We are asked about \(P(U2 | R)\), so we need to calculate \(P(U2 \cap R)\) and \(P(R)\). Noting that all marbles are equally likely to be chosen and glancing at the figure, we see that \(P(R)=\frac{5}{8}\) and \(P(R\cap U2)=\frac{2}{8}=\frac{1}{4}\). Then

\[P(U2 \cap R)=\frac{P(U2 \cap R)}{P(R)}=\frac{\frac{1}{4}}{\frac{5}{8}}=\frac{1}{4}\cdot\frac{8}{5}=\frac{2}{5}\]

Alternatively, we can consider the red marbles by themselves (restrict the probability space). If we draw one red marble from the five, what is the probability it’s in Urn 2? Well, 2 of the 5 are in Urn 2.

  1. A math teacher gave her class two tests. If 25% of the class made A’s on both tests and 42% of the class made A’s on the first test, find the probability that someone who earned an A on Test 1 also earned an Aon Test 2. Soltuion. A quick Venn diagram is probably the best way to proceed, but the formula works, too.

_images/ProbFig11.png

Fig. 11 width: 3cm#

Let events \(T1\) and \(T2\) indicate the A’s on Tests 1 and 2 respectively.

\[P(T2|T1)=\frac{P(T1\cap T2)}{P(T2)}=\frac{0.25}{0.42}\approx 0.59523\]
  1. A jar contains black and white marbles. Two marbles are chosen without replacement. The probability of selecting a white marble second given that a black marble was drawn first is \(\frac{4}{5}\), and the probability of selecting a black marble on the first draw is \(\frac{1}{3}\). How many of each color marble is in the jar?

    Solution. The probability of drawing a white marble changes.

    • On the first draw: \(P(W)= 1-P(B)=\frac{2}{3}\)

    • On the second draw, when a black marble has been removed on the first draw: \(P(W|B)=\frac{4}{5}\)

    Because the probability has increased from

    \[\frac{4}{6}\rightarrow\frac{4}{5},\]

    we deduce that there were six marbles originally, two black and four white.

  1. In the United States, 56% of all children get an allowance and 41% of all children get an allowance and do household chores. What is the probability that a child does household chores given that the child gets an allowance?
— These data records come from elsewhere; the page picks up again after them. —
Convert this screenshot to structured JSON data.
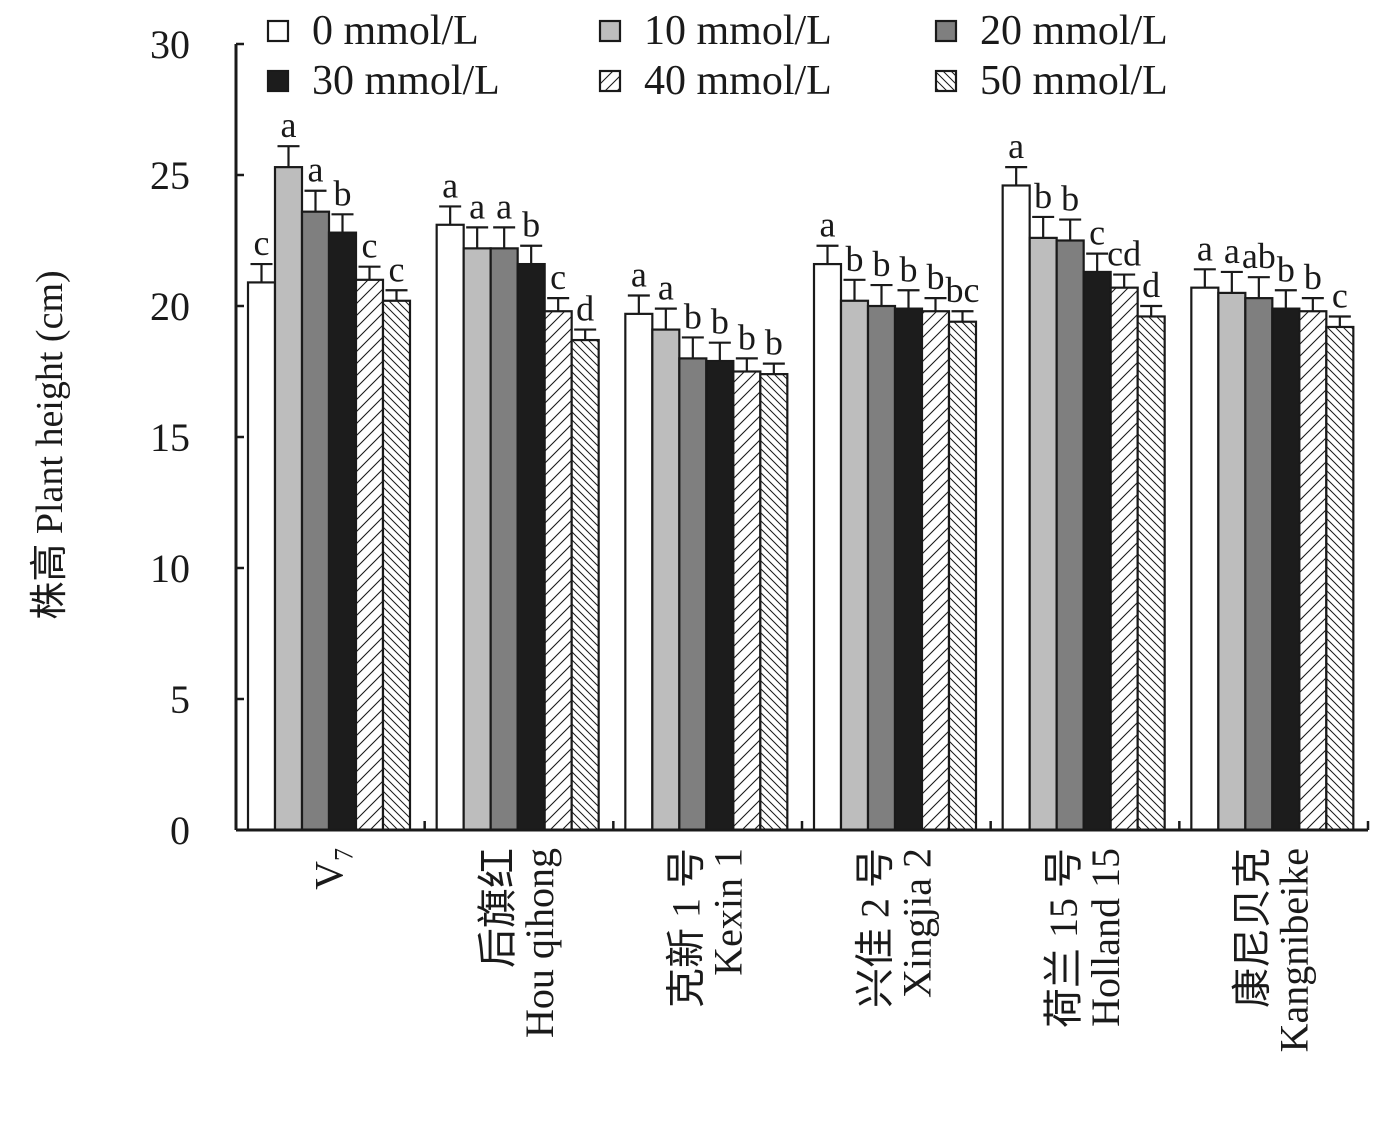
{
  "chart_data": {
    "type": "bar",
    "ylabel": "株高 Plant height (cm)",
    "ylim": [
      0,
      30
    ],
    "yticks": [
      0,
      5,
      10,
      15,
      20,
      25,
      30
    ],
    "grid": false,
    "legend_position": "top",
    "categories": [
      {
        "cn": "",
        "en": "V",
        "sub": "7"
      },
      {
        "cn": "后旗红",
        "en": "Hou qihong",
        "sub": ""
      },
      {
        "cn": "克新 1 号",
        "en": "Kexin 1",
        "sub": ""
      },
      {
        "cn": "兴佳 2 号",
        "en": "Xingjia 2",
        "sub": ""
      },
      {
        "cn": "荷兰 15 号",
        "en": "Holland 15",
        "sub": ""
      },
      {
        "cn": "康尼贝克",
        "en": "Kangnibeike",
        "sub": ""
      }
    ],
    "series": [
      {
        "name": "0 mmol/L",
        "fill": "#ffffff",
        "pattern": "none",
        "values": [
          20.9,
          23.1,
          19.7,
          21.6,
          24.6,
          20.7
        ],
        "errors": [
          0.7,
          0.7,
          0.7,
          0.7,
          0.7,
          0.7
        ],
        "letters": [
          "c",
          "a",
          "a",
          "a",
          "a",
          "a"
        ]
      },
      {
        "name": "10 mmol/L",
        "fill": "#bdbdbd",
        "pattern": "none",
        "values": [
          25.3,
          22.2,
          19.1,
          20.2,
          22.6,
          20.5
        ],
        "errors": [
          0.8,
          0.8,
          0.8,
          0.8,
          0.8,
          0.8
        ],
        "letters": [
          "a",
          "a",
          "a",
          "b",
          "b",
          "a"
        ]
      },
      {
        "name": "20 mmol/L",
        "fill": "#7f7f7f",
        "pattern": "none",
        "values": [
          23.6,
          22.2,
          18.0,
          20.0,
          22.5,
          20.3
        ],
        "errors": [
          0.8,
          0.8,
          0.8,
          0.8,
          0.8,
          0.8
        ],
        "letters": [
          "a",
          "a",
          "b",
          "b",
          "b",
          "ab"
        ]
      },
      {
        "name": "30 mmol/L",
        "fill": "#1c1c1c",
        "pattern": "none",
        "values": [
          22.8,
          21.6,
          17.9,
          19.9,
          21.3,
          19.9
        ],
        "errors": [
          0.7,
          0.7,
          0.7,
          0.7,
          0.7,
          0.7
        ],
        "letters": [
          "b",
          "b",
          "b",
          "b",
          "c",
          "b"
        ]
      },
      {
        "name": "40 mmol/L",
        "fill": "#ffffff",
        "pattern": "hatch-right",
        "values": [
          21.0,
          19.8,
          17.5,
          19.8,
          20.7,
          19.8
        ],
        "errors": [
          0.5,
          0.5,
          0.5,
          0.5,
          0.5,
          0.5
        ],
        "letters": [
          "c",
          "c",
          "b",
          "b",
          "cd",
          "b"
        ]
      },
      {
        "name": "50 mmol/L",
        "fill": "#ffffff",
        "pattern": "hatch-left",
        "values": [
          20.2,
          18.7,
          17.4,
          19.4,
          19.6,
          19.2
        ],
        "errors": [
          0.4,
          0.4,
          0.4,
          0.4,
          0.4,
          0.4
        ],
        "letters": [
          "c",
          "d",
          "b",
          "bc",
          "d",
          "c"
        ]
      }
    ]
  }
}
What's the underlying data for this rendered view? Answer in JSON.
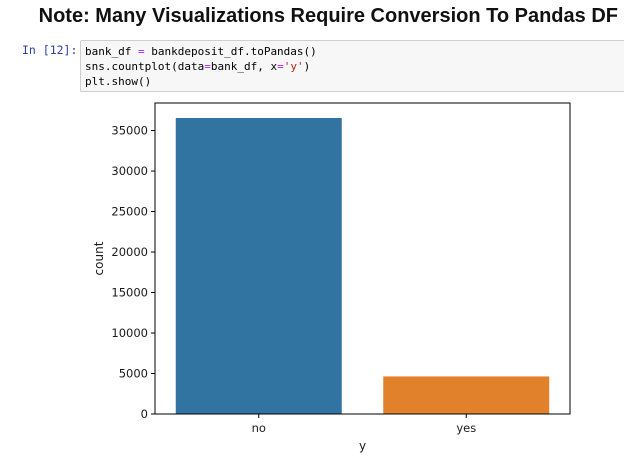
{
  "header": {
    "title": "Note: Many Visualizations Require Conversion To Pandas DF"
  },
  "cell": {
    "prompt": "In [12]:",
    "code_lines": [
      "bank_df = bankdeposit_df.toPandas()",
      "sns.countplot(data=bank_df, x='y')",
      "plt.show()"
    ]
  },
  "chart_data": {
    "type": "bar",
    "categories": [
      "no",
      "yes"
    ],
    "values": [
      36548,
      4640
    ],
    "colors": [
      "#3274a1",
      "#e1812c"
    ],
    "xlabel": "y",
    "ylabel": "count",
    "ylim": [
      0,
      38400
    ],
    "yticks": [
      0,
      5000,
      10000,
      15000,
      20000,
      25000,
      30000,
      35000
    ],
    "grid": false
  }
}
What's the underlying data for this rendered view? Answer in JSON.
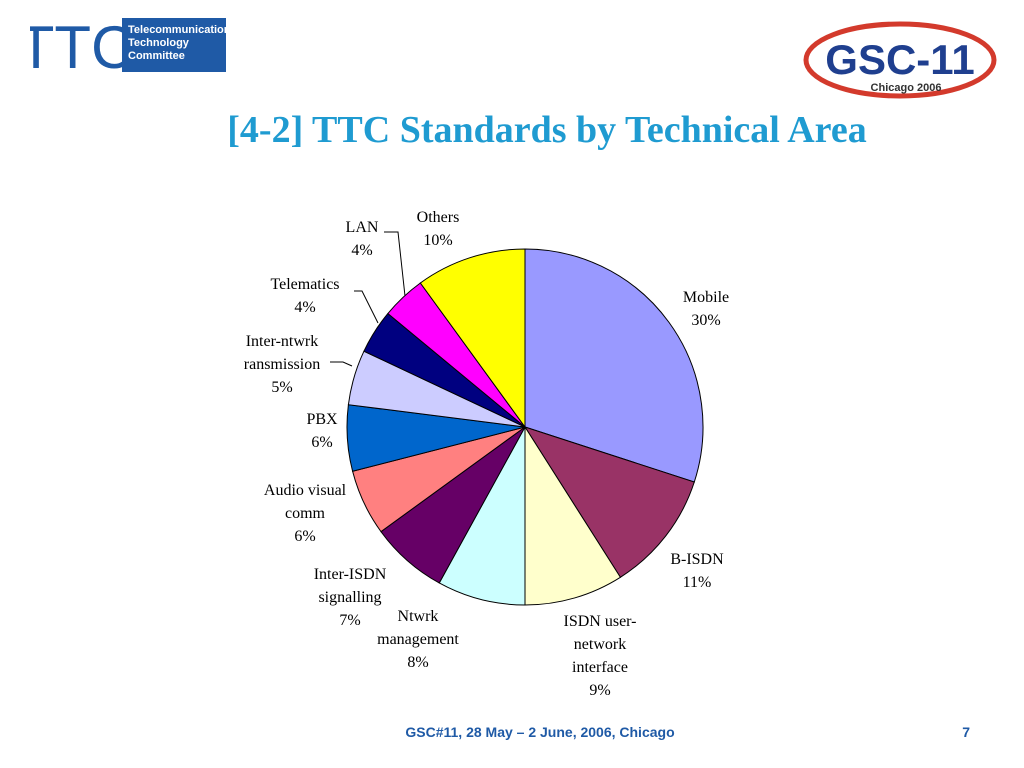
{
  "header": {
    "ttc_logo": {
      "letters": "TTC",
      "lines": [
        "Telecommunication",
        "Technology",
        "Committee"
      ]
    },
    "gsc_logo": {
      "text": "GSC-11",
      "subtitle": "Chicago 2006"
    }
  },
  "title": "[4-2] TTC Standards by Technical Area",
  "chart_data": {
    "type": "pie",
    "title": "",
    "start": "12 o'clock",
    "direction": "clockwise",
    "slices": [
      {
        "label": [
          "Mobile"
        ],
        "pct": "30%",
        "value": 30,
        "color": "#9999ff"
      },
      {
        "label": [
          "B-ISDN"
        ],
        "pct": "11%",
        "value": 11,
        "color": "#993366"
      },
      {
        "label": [
          "ISDN user-",
          "network",
          "interface"
        ],
        "pct": "9%",
        "value": 9,
        "color": "#ffffcc"
      },
      {
        "label": [
          "Ntwrk",
          "management"
        ],
        "pct": "8%",
        "value": 8,
        "color": "#ccffff"
      },
      {
        "label": [
          "Inter-ISDN",
          "signalling"
        ],
        "pct": "7%",
        "value": 7,
        "color": "#660066"
      },
      {
        "label": [
          "Audio visual",
          "comm"
        ],
        "pct": "6%",
        "value": 6,
        "color": "#ff8080"
      },
      {
        "label": [
          "PBX"
        ],
        "pct": "6%",
        "value": 6,
        "color": "#0066cc"
      },
      {
        "label": [
          "Inter-ntwrk",
          "ransmission"
        ],
        "pct": "5%",
        "value": 5,
        "color": "#ccccff"
      },
      {
        "label": [
          "Telematics"
        ],
        "pct": "4%",
        "value": 4,
        "color": "#000080"
      },
      {
        "label": [
          "LAN"
        ],
        "pct": "4%",
        "value": 4,
        "color": "#ff00ff"
      },
      {
        "label": [
          "Others"
        ],
        "pct": "10%",
        "value": 10,
        "color": "#ffff00"
      }
    ]
  },
  "footer": {
    "text": "GSC#11, 28 May – 2 June, 2006, Chicago",
    "page_number": "7"
  }
}
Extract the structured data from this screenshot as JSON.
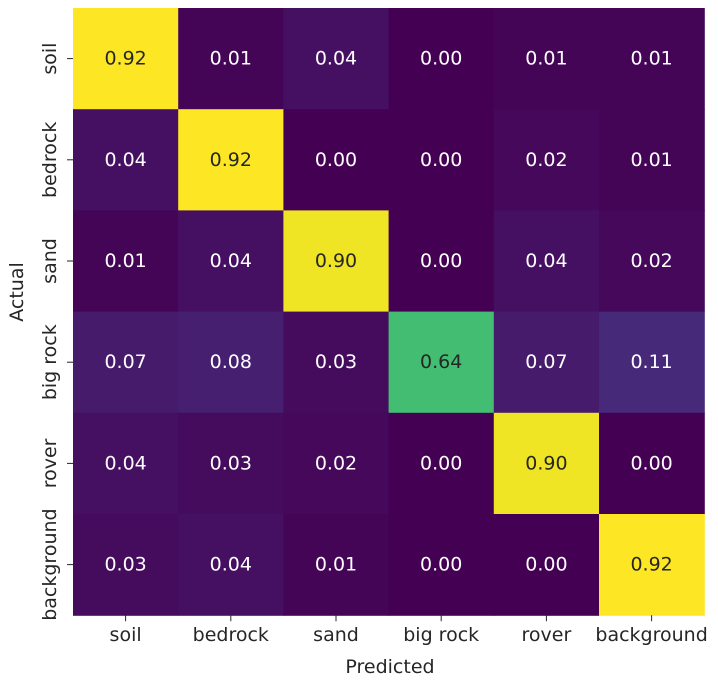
{
  "chart_data": {
    "type": "heatmap",
    "title": "",
    "xlabel": "Predicted",
    "ylabel": "Actual",
    "x_categories": [
      "soil",
      "bedrock",
      "sand",
      "big rock",
      "rover",
      "background"
    ],
    "y_categories": [
      "soil",
      "bedrock",
      "sand",
      "big rock",
      "rover",
      "background"
    ],
    "values": [
      [
        0.92,
        0.01,
        0.04,
        0.0,
        0.01,
        0.01
      ],
      [
        0.04,
        0.92,
        0.0,
        0.0,
        0.02,
        0.01
      ],
      [
        0.01,
        0.04,
        0.9,
        0.0,
        0.04,
        0.02
      ],
      [
        0.07,
        0.08,
        0.03,
        0.64,
        0.07,
        0.11
      ],
      [
        0.04,
        0.03,
        0.02,
        0.0,
        0.9,
        0.0
      ],
      [
        0.03,
        0.04,
        0.01,
        0.0,
        0.0,
        0.92
      ]
    ],
    "value_format": "0.00",
    "colormap": "viridis",
    "color_range": [
      0,
      0.92
    ],
    "colorbar": false,
    "grid": false
  }
}
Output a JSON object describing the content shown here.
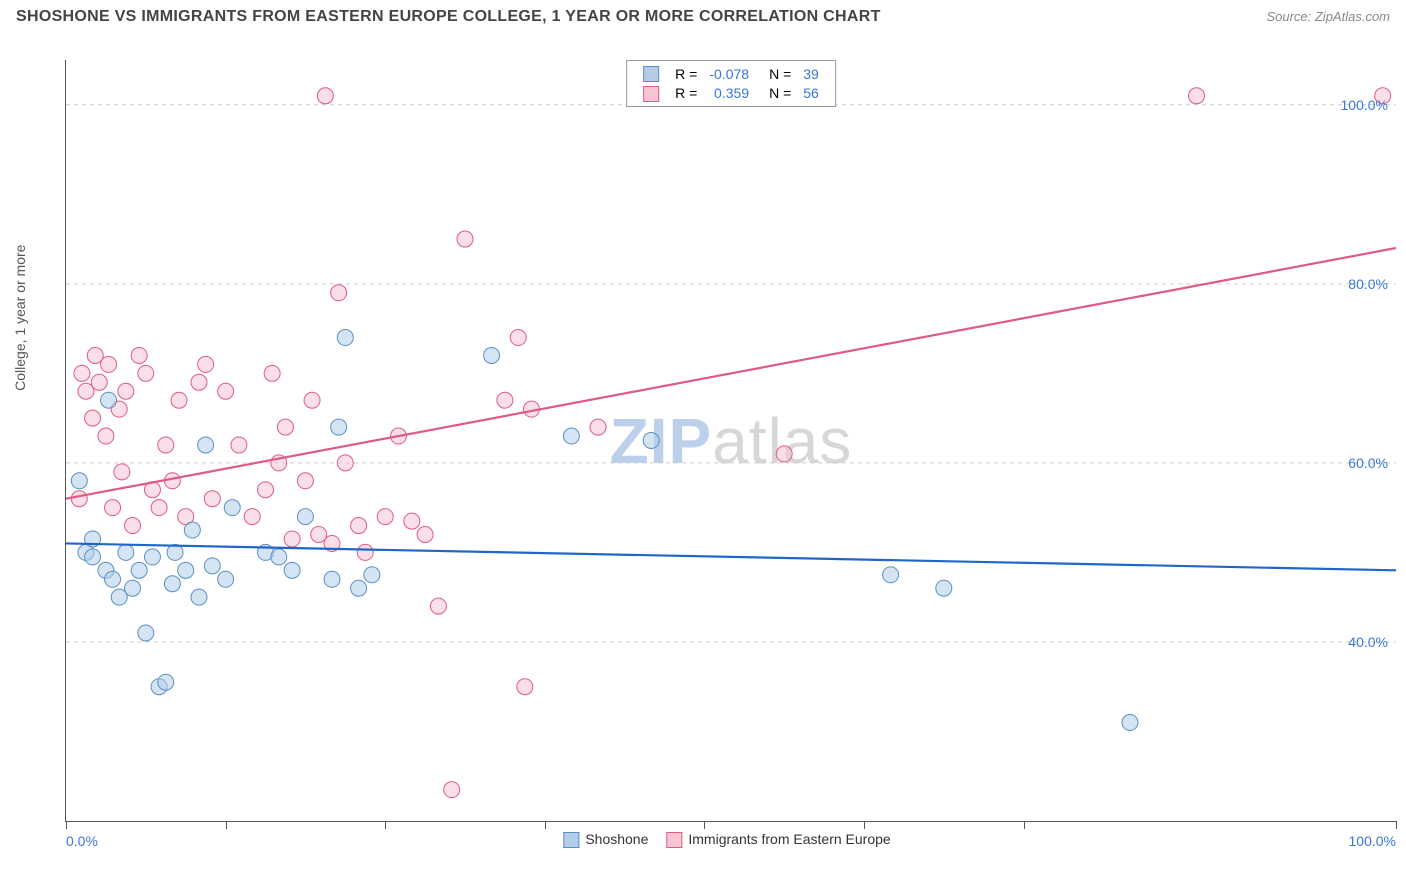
{
  "title": "SHOSHONE VS IMMIGRANTS FROM EASTERN EUROPE COLLEGE, 1 YEAR OR MORE CORRELATION CHART",
  "source": "Source: ZipAtlas.com",
  "ylabel": "College, 1 year or more",
  "watermark_a": "ZIP",
  "watermark_b": "atlas",
  "colors": {
    "series_a_fill": "#b3cde8",
    "series_a_stroke": "#5a8fc7",
    "series_a_line": "#1f66c7",
    "series_b_fill": "#f6c6d2",
    "series_b_stroke": "#e05a86",
    "series_b_line": "#e05a86",
    "grid": "#cccccc",
    "axis": "#555555",
    "tick_text": "#3a76d6",
    "watermark_a": "#bcd0ec",
    "watermark_b": "#d7d7d7"
  },
  "marker_radius": 8,
  "marker_opacity": 0.55,
  "x_domain": [
    0,
    100
  ],
  "y_domain": [
    20,
    105
  ],
  "y_ticks": [
    {
      "v": 40,
      "label": "40.0%"
    },
    {
      "v": 60,
      "label": "60.0%"
    },
    {
      "v": 80,
      "label": "80.0%"
    },
    {
      "v": 100,
      "label": "100.0%"
    }
  ],
  "x_ticks": [
    {
      "v": 0,
      "label": "0.0%"
    },
    {
      "v": 12,
      "label": ""
    },
    {
      "v": 24,
      "label": ""
    },
    {
      "v": 36,
      "label": ""
    },
    {
      "v": 48,
      "label": ""
    },
    {
      "v": 60,
      "label": ""
    },
    {
      "v": 72,
      "label": ""
    },
    {
      "v": 100,
      "label": "100.0%"
    }
  ],
  "legend_top": [
    {
      "sw": "a",
      "r_label": "R =",
      "r_val": "-0.078",
      "n_label": "N =",
      "n_val": "39"
    },
    {
      "sw": "b",
      "r_label": "R =",
      "r_val": "0.359",
      "n_label": "N =",
      "n_val": "56"
    }
  ],
  "legend_bottom": [
    {
      "sw": "a",
      "label": "Shoshone"
    },
    {
      "sw": "b",
      "label": "Immigrants from Eastern Europe"
    }
  ],
  "series_a_points": [
    [
      1,
      58
    ],
    [
      1.5,
      50
    ],
    [
      2,
      51.5
    ],
    [
      2,
      49.5
    ],
    [
      3,
      48
    ],
    [
      3.2,
      67
    ],
    [
      3.5,
      47
    ],
    [
      4,
      45
    ],
    [
      4.5,
      50
    ],
    [
      5,
      46
    ],
    [
      5.5,
      48
    ],
    [
      6,
      41
    ],
    [
      6.5,
      49.5
    ],
    [
      7,
      35
    ],
    [
      7.5,
      35.5
    ],
    [
      8,
      46.5
    ],
    [
      8.2,
      50
    ],
    [
      9,
      48
    ],
    [
      9.5,
      52.5
    ],
    [
      10,
      45
    ],
    [
      10.5,
      62
    ],
    [
      11,
      48.5
    ],
    [
      12,
      47
    ],
    [
      12.5,
      55
    ],
    [
      15,
      50
    ],
    [
      16,
      49.5
    ],
    [
      17,
      48
    ],
    [
      18,
      54
    ],
    [
      20,
      47
    ],
    [
      20.5,
      64
    ],
    [
      21,
      74
    ],
    [
      22,
      46
    ],
    [
      23,
      47.5
    ],
    [
      32,
      72
    ],
    [
      38,
      63
    ],
    [
      44,
      62.5
    ],
    [
      62,
      47.5
    ],
    [
      66,
      46
    ],
    [
      80,
      31
    ]
  ],
  "series_b_points": [
    [
      1,
      56
    ],
    [
      1.2,
      70
    ],
    [
      1.5,
      68
    ],
    [
      2,
      65
    ],
    [
      2.2,
      72
    ],
    [
      2.5,
      69
    ],
    [
      3,
      63
    ],
    [
      3.2,
      71
    ],
    [
      3.5,
      55
    ],
    [
      4,
      66
    ],
    [
      4.2,
      59
    ],
    [
      4.5,
      68
    ],
    [
      5,
      53
    ],
    [
      5.5,
      72
    ],
    [
      6,
      70
    ],
    [
      6.5,
      57
    ],
    [
      7,
      55
    ],
    [
      7.5,
      62
    ],
    [
      8,
      58
    ],
    [
      8.5,
      67
    ],
    [
      9,
      54
    ],
    [
      10,
      69
    ],
    [
      10.5,
      71
    ],
    [
      11,
      56
    ],
    [
      12,
      68
    ],
    [
      13,
      62
    ],
    [
      14,
      54
    ],
    [
      15,
      57
    ],
    [
      15.5,
      70
    ],
    [
      16,
      60
    ],
    [
      16.5,
      64
    ],
    [
      17,
      51.5
    ],
    [
      18,
      58
    ],
    [
      18.5,
      67
    ],
    [
      19,
      52
    ],
    [
      19.5,
      101
    ],
    [
      20,
      51
    ],
    [
      20.5,
      79
    ],
    [
      21,
      60
    ],
    [
      22,
      53
    ],
    [
      22.5,
      50
    ],
    [
      24,
      54
    ],
    [
      25,
      63
    ],
    [
      26,
      53.5
    ],
    [
      27,
      52
    ],
    [
      28,
      44
    ],
    [
      29,
      23.5
    ],
    [
      30,
      85
    ],
    [
      33,
      67
    ],
    [
      34,
      74
    ],
    [
      34.5,
      35
    ],
    [
      35,
      66
    ],
    [
      40,
      64
    ],
    [
      54,
      61
    ],
    [
      85,
      101
    ],
    [
      99,
      101
    ]
  ],
  "series_a_trend": {
    "x1": 0,
    "y1": 51,
    "x2": 100,
    "y2": 48
  },
  "series_b_trend": {
    "x1": 0,
    "y1": 56,
    "x2": 100,
    "y2": 84
  }
}
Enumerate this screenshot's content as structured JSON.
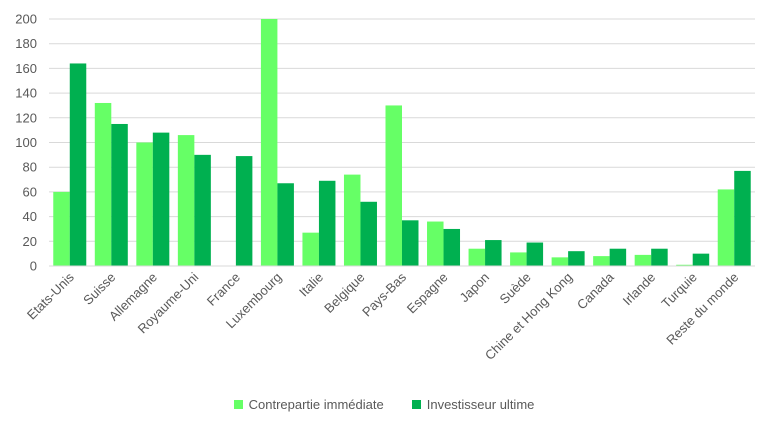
{
  "chart_data": {
    "type": "bar",
    "title": "",
    "xlabel": "",
    "ylabel": "",
    "ylim": [
      0,
      200
    ],
    "yticks": [
      0,
      20,
      40,
      60,
      80,
      100,
      120,
      140,
      160,
      180,
      200
    ],
    "grid": true,
    "legend_position": "bottom",
    "categories": [
      "Etats-Unis",
      "Suisse",
      "Allemagne",
      "Royaume-Uni",
      "France",
      "Luxembourg",
      "Italie",
      "Belgique",
      "Pays-Bas",
      "Espagne",
      "Japon",
      "Suède",
      "Chine et Hong Kong",
      "Canada",
      "Irlande",
      "Turquie",
      "Reste du monde"
    ],
    "series": [
      {
        "name": "Contrepartie immédiate",
        "color": "#66ff66",
        "values": [
          60,
          132,
          100,
          106,
          0,
          200,
          27,
          74,
          130,
          36,
          14,
          11,
          7,
          8,
          9,
          1,
          62
        ]
      },
      {
        "name": "Investisseur ultime",
        "color": "#00b050",
        "values": [
          164,
          115,
          108,
          90,
          89,
          67,
          69,
          52,
          37,
          30,
          21,
          19,
          12,
          14,
          14,
          10,
          77
        ]
      }
    ]
  }
}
    Solution. Restricted probability space:

    \[P=\frac{0.41}{0.56}\approx 0.73214\]
  1. The Monte Hall problem is a classic conditional probability question that every math major should know about. An excellent discussion is posted at Brilliant.org.

The correct answer to the Monte Hall problem is to always switch doors, though this may trouble some very fine analytical minds. You should take the time to understand this problem and its solution.

Solution. We are calculating the following conditional probabilities given that we use the strategy of always switch:

  • The probability of winning given a car is picked first (and we thus switch to a goat): $\(P(W | \text{Car}) = 0\)$

  • The probability of winning given a goat is picked first (and we thus switch to a car): $\(P(W | \text{Goat}) = 1\)$

Since we have a \(\frac{1}{3}\) chance of picking a car first and a \(\frac{2}{3}\) chance of picking a goat first, we have the following probability:

\[P(\text{Win}) = \frac{1}{3}(0) + \frac{2}{3}(1) = \frac{2}{3}\]

This value is clearly higher than chance of a picking a car first and not switching, as you can verify.